Described as a close knit community where most of the men work at the nearby steel mill, the daily grind of Pleasant Valley is interrupted when a new family, the Trombleys, moves in down the street.  Arriving in a European style roadster and clad in baggy trousers and bow tie, patriarch John Trombly lights a pipe and inspects his new property.  His appearance immediately clashes with the much more subdued nature of the neighborhood and the local men mock his mannerisms from afar, though a musical score of sharp trumpet blasts keeps the situation appear comical.  As weeks go by, the Trombleys keep to themselves.  When John Trombley begins to dig a large hole in his back yard, however, he catches everyone's attention.  "Like most Englishmen, his first though was of next summer's garden.  Or was it a garden?  It looked more like he was trying to bury himself alive.  Well, the Englishman was obviously insane everybody said" Preston relates as Trombley's hole gets wider and deeper.  The speculation and gossip grows so intense it even interrupts a weekly poker game where one man goes so far as to suggest Trombley is digging for uranium on his property.  Eventually Joe Wilson, Trombley's next door neighbor, can't stand the mystery and inquires about the hole, now several feet deep.  John Trombley introduces himself and reveals his hole is actually the foundation for a bomb shelter.  Because he "saw a bit of bombing during the 'last show'", Trombley wants to ensure his family is protected in the event of an enemy attack with atomic weapons.  Interest in civil defense quickly spreads throughout the neighborhood and suddenly several shelters are constructed.

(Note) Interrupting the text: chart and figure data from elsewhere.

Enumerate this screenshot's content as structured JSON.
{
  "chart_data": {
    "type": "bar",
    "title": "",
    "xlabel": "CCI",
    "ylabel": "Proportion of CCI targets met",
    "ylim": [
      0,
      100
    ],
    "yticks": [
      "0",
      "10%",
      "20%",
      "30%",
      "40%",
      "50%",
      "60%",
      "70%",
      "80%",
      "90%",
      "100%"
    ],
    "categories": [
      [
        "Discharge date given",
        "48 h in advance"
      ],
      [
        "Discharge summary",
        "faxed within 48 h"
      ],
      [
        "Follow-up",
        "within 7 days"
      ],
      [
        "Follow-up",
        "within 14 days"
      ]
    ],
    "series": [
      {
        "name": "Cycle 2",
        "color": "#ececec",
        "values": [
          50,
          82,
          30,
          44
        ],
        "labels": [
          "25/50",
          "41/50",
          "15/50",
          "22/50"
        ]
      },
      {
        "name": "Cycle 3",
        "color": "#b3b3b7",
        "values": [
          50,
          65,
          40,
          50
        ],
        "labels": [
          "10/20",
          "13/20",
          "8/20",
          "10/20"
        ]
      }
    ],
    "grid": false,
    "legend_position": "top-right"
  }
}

                                 

This film is notable for the number of artistic elements it displays, depicted in part at the conclusion when Preston compares the neighborhood's gossipy tendencies to that of hissing, territorial cats.  This comparison also sets up the humorously clashing cultures which drive the plot forward.  As outsiders, the Trombleys serve to shame their American counterparts out of a generally complacent attitude towards civil defense.  The reaction of Joe Wilson and his fellow citizens, who eagerly try to outdo one another in contribution to community and  individual protection, shows they are rising to meet the challenge.  The message of New Family in Town, however, would prove short lived, as the Office of Civil and Defense Mobilization declared the film obsolete within a decade of its release.  Claiming the information presented as civil defense advice was no longer valid, by 1965 the O.C.D.M. had ordered all government copies of the film returned and encouraged any private owners to cease showing it.(2)

New Family In Town may be viewed, in its entirety, HERE.

References
1. Office of Civil and Defense Mobilization.  Motion Pictures on Civil Defense.  United States Government Printing Office, 1959. 7.

2. Office of Civil Defense.  Civil Defense Motion Picture Catalog.  United States Government Printing Office, 1966.  31.